My Husband Won't Tell Me Details About His Affair
The repeat answer of "I don't recall" leaves a betrayed spouse fearing the worst.
Hi Lauren,
I have been following you daily and find encouragement and perspective in each of your posts. I found out two years again on Christmas that my husband was having an affair. I know it sounds like a Lifetime movie but it was anything but. Since then, it’s been constant gaslighting, stonewalling, and trying to decipher what is the truth. It took my husband a full two years to share certain details of the affair with me.
The intimate times they had occurred right under my nose, and at times in my own home. I always had a feeling something was off with this girl, but my husband had me so convinced that I was “crazy” for ever thinking something like that. He would repeatedly say that if I thought that he was capable of infidelity then I should divorce him.
I used to have reoccurring nightmares of him having an affair. I realize now it was my subconscious telling my conscience what it didn’t want to acknowledge. I am still at a point where there are details that do not add up. There are things she has stated that my husband did and said that are really hurting me. I want him to take full ownership of his actions and be 100% transparent with me.
Am I wrong to want to know the details? In his mind I know he had an affair and that should be enough. In my mind the details tell me the true nature of their relationship by understanding their interactions. I feel it necessary to note that we had a happy marriage. It truly rocked my world. I thought we were best friends. This female is 15 years younger than me, and it has really damaged my ego.

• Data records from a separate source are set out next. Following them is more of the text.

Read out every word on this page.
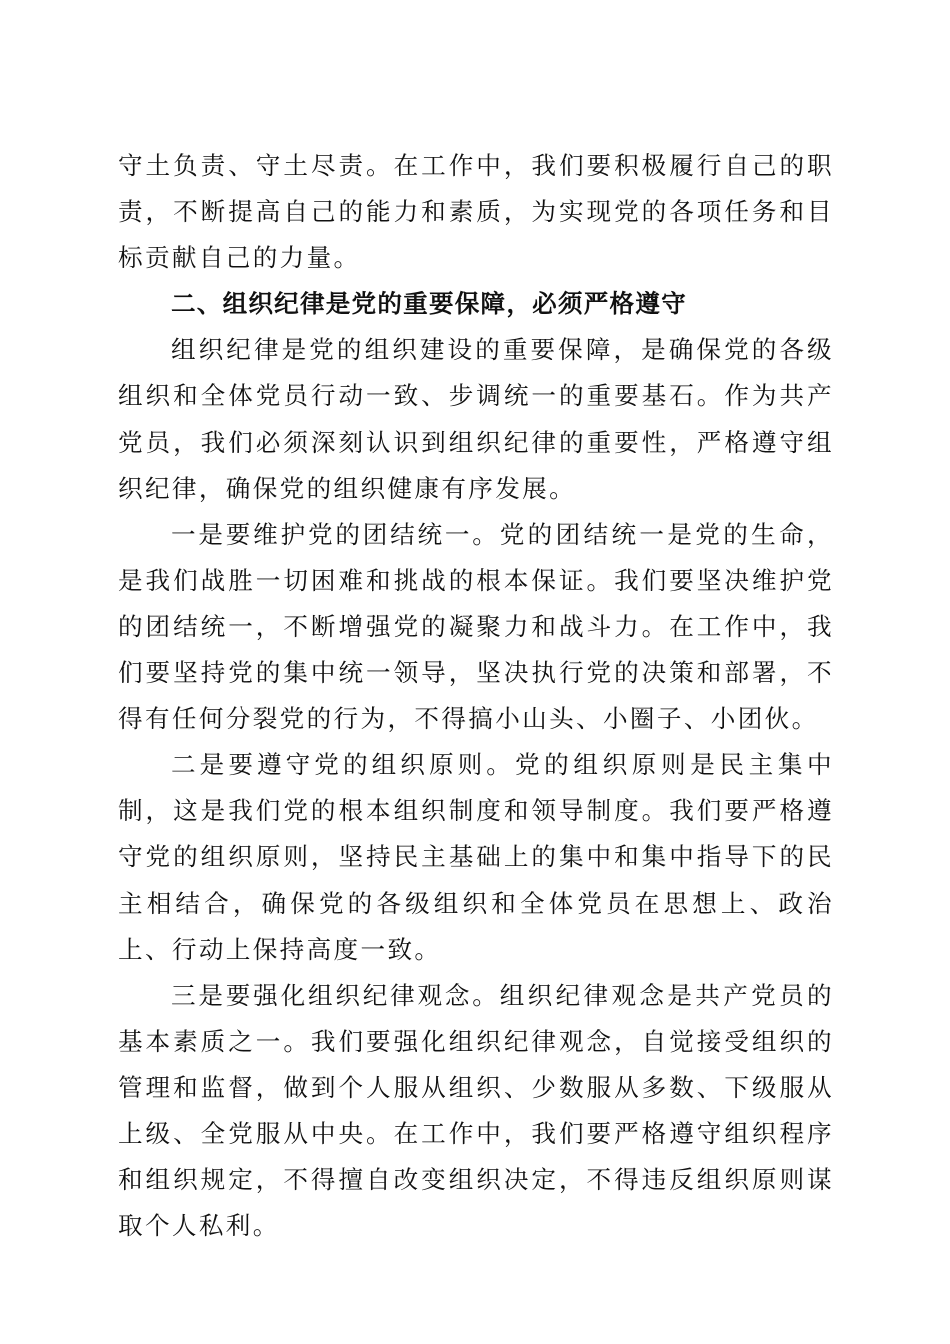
守土负责、守土尽责。在工作中，我们要积极履行自己的职责，不断提高自己的能力和素质，为实现党的各项任务和目标贡献自己的力量。

二、组织纪律是党的重要保障，必须严格遵守

组织纪律是党的组织建设的重要保障，是确保党的各级组织和全体党员行动一致、步调统一的重要基石。作为共产党员，我们必须深刻认识到组织纪律的重要性，严格遵守组织纪律，确保党的组织健康有序发展。

一是要维护党的团结统一。党的团结统一是党的生命，是我们战胜一切困难和挑战的根本保证。我们要坚决维护党的团结统一，不断增强党的凝聚力和战斗力。在工作中，我们要坚持党的集中统一领导，坚决执行党的决策和部署，不得有任何分裂党的行为，不得搞小山头、小圈子、小团伙。

二是要遵守党的组织原则。党的组织原则是民主集中制，这是我们党的根本组织制度和领导制度。我们要严格遵守党的组织原则，坚持民主基础上的集中和集中指导下的民主相结合，确保党的各级组织和全体党员在思想上、政治上、行动上保持高度一致。

三是要强化组织纪律观念。组织纪律观念是共产党员的基本素质之一。我们要强化组织纪律观念，自觉接受组织的管理和监督，做到个人服从组织、少数服从多数、下级服从上级、全党服从中央。在工作中，我们要严格遵守组织程序和组织规定，不得擅自改变组织决定，不得违反组织原则谋取个人私利。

Do you encourage your patients to share the details? If my husband still will not be open with me is my marriage with saving? His go to line is “I do not remember”. To me that is a safe answer.
Sincerely,
Seeking Disclosure
Dear Seeking Disclosure,
The answer to your question “do you encourage your patients to share the details” is the perhaps unsatisfying “it depends.” Is full disclosure necessary and helpful? Not always. Sometimes details are best not known, because once you know something you can never un-know it, and the traumatic details may truly be too much to recover from when what you want is to be able to preserve the marriage. It’s a deeply personal and delicate balance to know how much truth is enough, and how much is too much or would be more harmful.
In your particular case, let’s hone in on the most important statements from your letter and unpack each:
“The details do not add up.”
If they don’t add up, then you’re left to assume that he’s lying to you or omitting truths that would make facts align. Are you able to live with the worst case scenario if the details that ‘don’t add up’ were to be what you fear they are? Without needing to actually tell you, you still can ask yourself what would you need to work through with your husband if the worst case scenario, the one he won’t disclose, were to be true.
When details don’t add up, and we’ve been gaslit in the past to conceal the affair, as you have, we have to make decisions that reflect a renewed trust in our own intuition — not that reflect the omissions or evasion of the person who previously gaslit us.